Theoretisch kann CCS in allen Wirtschaftsbereichen eingesetzt werden. Vor allem bei Prozessen wie der Herstellung von Zement, wo Emissionen nur schwer vermeidbar sind, gilt die Technologie als vielversprechend. Viele Fragen sind aber noch offen. Problematisch ist laut Umweltbundesamt etwa der große zusätzliche Energieaufwand. Zudem könnten bei der Speicherung Risiken für das Grundwasser entstehen.
Auch der Weltklimarat betont, dass es technologische und wirtschaftliche Hürden sowie ökologische Bedenken beim Einsatz von CCS gebe. Zugleich nennt das weltweit führende wissenschaftliche Gremium zum Klimawandel die Abscheidung und Speicherung von CO2 als eine Option, um die Emissionen zu reduzieren.

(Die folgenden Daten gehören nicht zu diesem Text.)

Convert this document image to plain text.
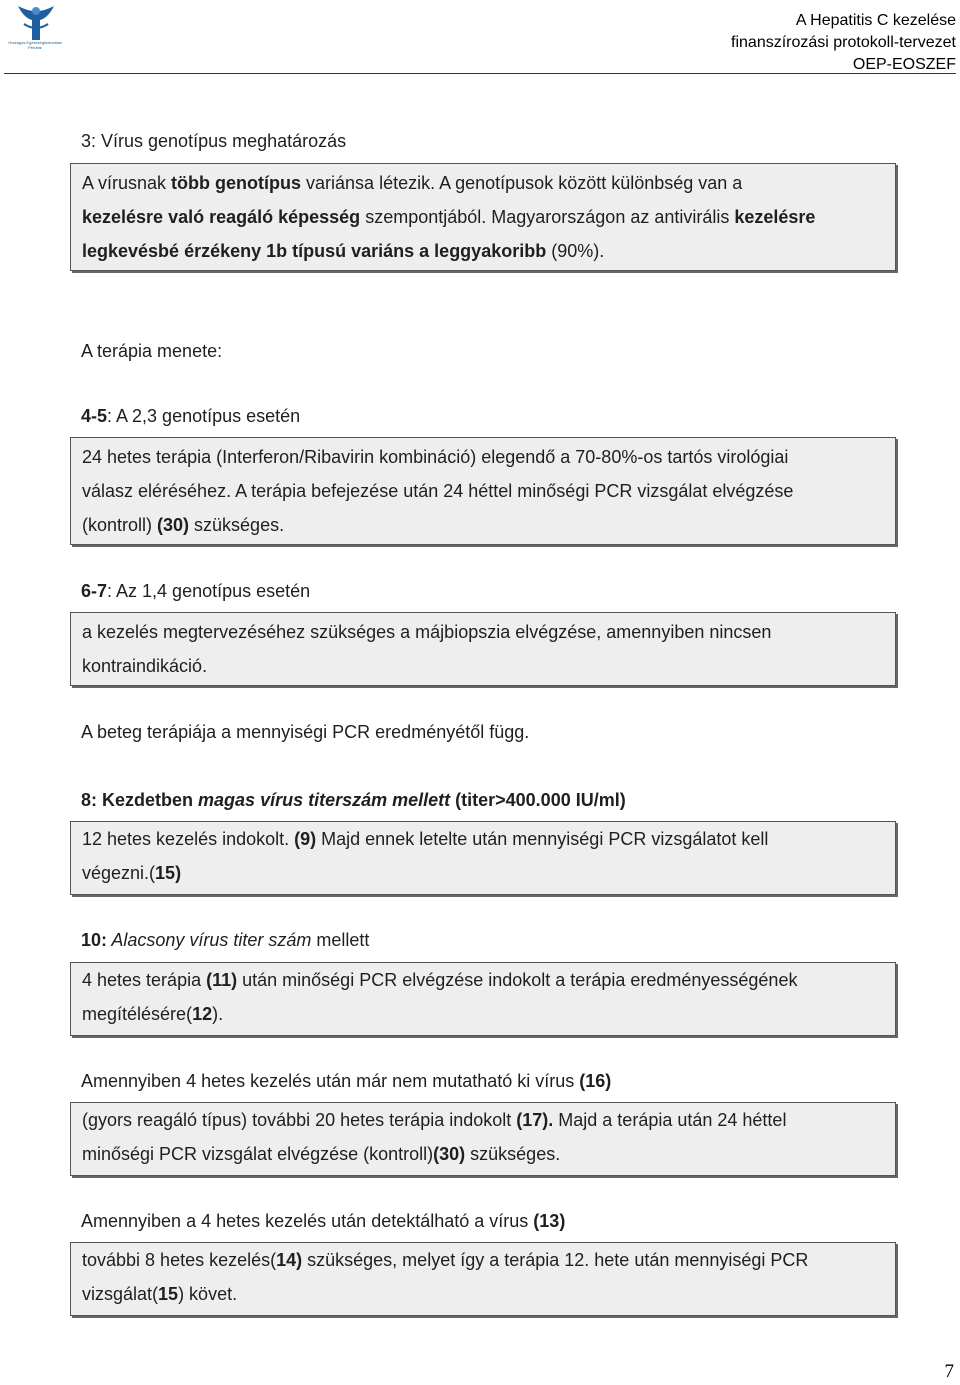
Országos Egészségbiztosítási Pénztár
A Hepatitis C kezelése
finanszírozási protokoll-tervezet
OEP-EOSZEF
3: Vírus genotípus meghatározás

A vírusnak több genotípus variánsa létezik. A genotípusok között különbség van a

kezelésre való reagáló képesség szempontjából. Magyarországon az antivirális kezelésre

legkevésbé érzékeny 1b típusú variáns a leggyakoribb (90%).

A terápia menete:
4-5: A 2,3 genotípus esetén

24 hetes terápia (Interferon/Ribavirin kombináció) elegendő a 70-80%-os tartós virológiai

válasz eléréséhez. A terápia befejezése után 24 héttel minőségi PCR vizsgálat elvégzése

(kontroll) (30) szükséges.

6-7: Az 1,4 genotípus esetén

a kezelés megtervezéséhez szükséges a májbiopszia elvégzése, amennyiben nincsen

kontraindikáció.

A beteg terápiája a mennyiségi PCR eredményétől függ.
8: Kezdetben magas vírus titerszám mellett (titer>400.000 IU/ml)

12 hetes kezelés indokolt. (9) Majd ennek letelte után mennyiségi PCR vizsgálatot kell

végezni.(15)

10: Alacsony vírus titer szám mellett

4 hetes terápia (11) után minőségi PCR elvégzése indokolt a terápia eredményességének

megítélésére(12).

Amennyiben 4 hetes kezelés után már nem mutatható ki vírus (16)

(gyors reagáló típus) további 20 hetes terápia indokolt (17). Majd a terápia után 24 héttel

minőségi PCR vizsgálat elvégzése (kontroll)(30) szükséges.

Amennyiben a 4 hetes kezelés után detektálható a vírus (13)

további 8 hetes kezelés(14) szükséges, melyet így a terápia 12. hete után mennyiségi PCR

vizsgálat(15) követ.

7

In Deutschland ist CCS derzeit lediglich in begrenztem Ausmaß zu Forschungszwecken erlaubt. Bundeswirtschaftsminister Robert Habeck (Grüne) will die Abscheidung und Speicherung von CO2 insbesondere in Industriezweigen, deren Emissionen auf andere Weise schwer oder gar nicht zu vermeiden sind, künftig erlauben.